Spending on children with special educational needs and disabilities is expected to be increased after the education secretary said the government recognised the urgent need to relieve pressures on families, councils and schools.
Although Damian Hinds declined to put a figure on the announcement to be made as early as next week, he said discussions between the Department for Education and the Treasury recognised the “particular pressures” caused by the rapid increase in children and young people with Send.
The news will be welcomed by campaigners, and local authorities that have borne the brunt of the additional support required and have struggled to meet rising costs.
Hinds said increased resources should include more capital funding for special schools and other specialist facilities, following revelations that local authorities have been forced to spend millions on private provision.
“We’ve done this work with the Treasury, I’m not going to comment on a particular number, but we’ve done the work to analyse what the pressures are in the system and both how we should and must respond to those pressures in terms of cash,” Hinds told the Guardian.
“There is also how we can help to relieve some of the cash pressures by making sure we have the right provision, that there aren’t blockages in the system, that children aren’t having to go into the wrong type of provision. Sometimes we haven’t got enough space in state special schools so more kids have to go to private special schools and so on, so we have got to make sure we have got the mix of provision right.”
Hinds’ statement comes as county councils – most of them Conservative-led – say the additional support they have been required to find for high needs provision is cutting into other parts of their budget, while parliament’s education select committee has called for special needs funding for schools to be urgently boosted by £1.2bn.

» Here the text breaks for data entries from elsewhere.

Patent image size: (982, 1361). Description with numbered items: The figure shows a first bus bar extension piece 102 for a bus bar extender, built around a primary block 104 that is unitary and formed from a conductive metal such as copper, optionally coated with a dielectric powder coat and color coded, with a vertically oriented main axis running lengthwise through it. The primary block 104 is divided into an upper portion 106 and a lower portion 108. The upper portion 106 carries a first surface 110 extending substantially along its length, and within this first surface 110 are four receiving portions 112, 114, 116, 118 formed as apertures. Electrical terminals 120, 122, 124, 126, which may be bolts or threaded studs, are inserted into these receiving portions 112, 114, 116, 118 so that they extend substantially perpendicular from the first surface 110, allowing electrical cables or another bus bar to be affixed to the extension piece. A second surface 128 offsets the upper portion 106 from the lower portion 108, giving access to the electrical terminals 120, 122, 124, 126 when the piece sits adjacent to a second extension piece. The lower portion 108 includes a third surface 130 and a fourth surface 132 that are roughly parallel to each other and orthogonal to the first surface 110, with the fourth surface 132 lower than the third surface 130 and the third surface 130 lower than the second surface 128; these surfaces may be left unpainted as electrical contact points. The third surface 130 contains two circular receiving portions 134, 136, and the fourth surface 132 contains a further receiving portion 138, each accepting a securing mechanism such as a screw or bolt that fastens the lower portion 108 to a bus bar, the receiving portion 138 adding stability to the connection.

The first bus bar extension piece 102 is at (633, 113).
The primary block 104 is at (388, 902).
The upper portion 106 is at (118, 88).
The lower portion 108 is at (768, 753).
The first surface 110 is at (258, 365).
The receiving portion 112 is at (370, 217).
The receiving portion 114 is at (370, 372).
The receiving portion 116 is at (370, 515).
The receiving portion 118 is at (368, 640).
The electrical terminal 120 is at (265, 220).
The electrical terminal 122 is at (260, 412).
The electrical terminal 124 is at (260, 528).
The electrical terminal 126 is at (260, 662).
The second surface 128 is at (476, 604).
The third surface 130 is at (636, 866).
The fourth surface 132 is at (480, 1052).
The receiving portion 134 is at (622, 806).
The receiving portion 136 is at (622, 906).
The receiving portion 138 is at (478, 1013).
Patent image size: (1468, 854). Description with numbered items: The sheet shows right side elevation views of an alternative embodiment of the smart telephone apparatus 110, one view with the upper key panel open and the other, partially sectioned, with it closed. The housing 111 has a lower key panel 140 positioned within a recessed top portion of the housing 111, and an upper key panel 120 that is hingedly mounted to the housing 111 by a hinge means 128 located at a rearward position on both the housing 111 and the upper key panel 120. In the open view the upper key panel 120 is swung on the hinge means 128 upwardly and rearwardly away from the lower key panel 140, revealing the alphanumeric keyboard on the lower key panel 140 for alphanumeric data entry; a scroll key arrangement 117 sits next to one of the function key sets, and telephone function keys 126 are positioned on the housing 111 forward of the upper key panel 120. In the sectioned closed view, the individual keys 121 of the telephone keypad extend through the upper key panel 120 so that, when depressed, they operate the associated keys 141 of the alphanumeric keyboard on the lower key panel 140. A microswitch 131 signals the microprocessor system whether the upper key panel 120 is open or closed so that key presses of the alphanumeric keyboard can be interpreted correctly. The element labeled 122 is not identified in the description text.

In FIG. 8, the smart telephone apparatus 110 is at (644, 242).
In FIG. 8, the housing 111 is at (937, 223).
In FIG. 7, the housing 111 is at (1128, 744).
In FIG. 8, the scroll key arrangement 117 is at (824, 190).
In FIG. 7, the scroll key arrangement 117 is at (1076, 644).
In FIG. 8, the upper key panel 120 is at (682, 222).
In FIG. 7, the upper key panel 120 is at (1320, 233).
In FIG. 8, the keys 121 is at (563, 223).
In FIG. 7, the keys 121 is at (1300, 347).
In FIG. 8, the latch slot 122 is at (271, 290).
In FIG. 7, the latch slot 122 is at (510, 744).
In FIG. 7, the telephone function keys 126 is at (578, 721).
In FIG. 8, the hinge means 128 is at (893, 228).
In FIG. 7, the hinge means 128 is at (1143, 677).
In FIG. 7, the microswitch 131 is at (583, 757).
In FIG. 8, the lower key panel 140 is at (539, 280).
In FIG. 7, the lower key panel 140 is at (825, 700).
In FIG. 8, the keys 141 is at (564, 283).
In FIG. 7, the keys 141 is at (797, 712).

Hinds said the pressures on local authorities and schools have been emerging since the government’s 2014 reforms, which mandated support for children with education and health care plans (EHCP) and raised the age for support from 19 to 25.
“Local authorities need to make sure there is the right setting for every child to help them develop to their fullest potential. There are a larger number of children getting EHCP statements and there have been other cost pressures on schools as well,” Hinds said.
While the education secretary has also been lobbying the Treasury for an overall improvement in funding for schools in England, Hinds said it was well understood within the government that special needs was a top priority.
“It’s about making sure we have the right amount of capital for state special schools and that we’ve got the right provision of inclusion facilities within mainstream schools, the right number of educational psychologists, there’s a whole range of things. But you need to fund it as well, you need the money that goes behind it,” Hinds said.
“But these questions around high needs are really, really important. We passed the Children and Families Act in 2014, a really significant reform. That has resulted in more support for more children, which is a good thing, and there’s also more support for children after the age of 18. But it does need funding.”
With a new party leader and prime minister in place next week, Hinds does not know if he will retain his post, but said: “I’d love to be able to carry on doing this job, it’s a great privilege.”
Hinds has spent his time in office dealing with the impact of shrinking school budgets in England, but reports suggest he has had some success in getting money out of the Treasury to offset part of the cost of a 2.75% pay rise for teachers next year, with 2% of the rise to come from school budgets and the further 0.75% from elsewhere.
The education secretary may exit as protests continue in Birmingham by parents and others over relationship education including LGBT being taught by schools.
Hinds defended his department, which has been criticised for not giving schools firmer guidelines on relationships, sex and health education, leaving school leaders vulnerable to pressure from parents.
“The idea that schools decide what they teach is not a new feature of the English education system. We have never, ever, specified exactly what you are going to cover in sex education and in what year,” Hinds said.
“I think we’ve got that balance about right, we came up with a set of guidance that Stonewall welcomed and the Catholic education service welcomed. In the consultation we were in close contact with the Office of the Chief Rabbi and the Association of Muslim Schools as well as teaching unions.
“There is no version of relationships and sex education which pleases 100% of people but I think we’ve got pretty close to that.”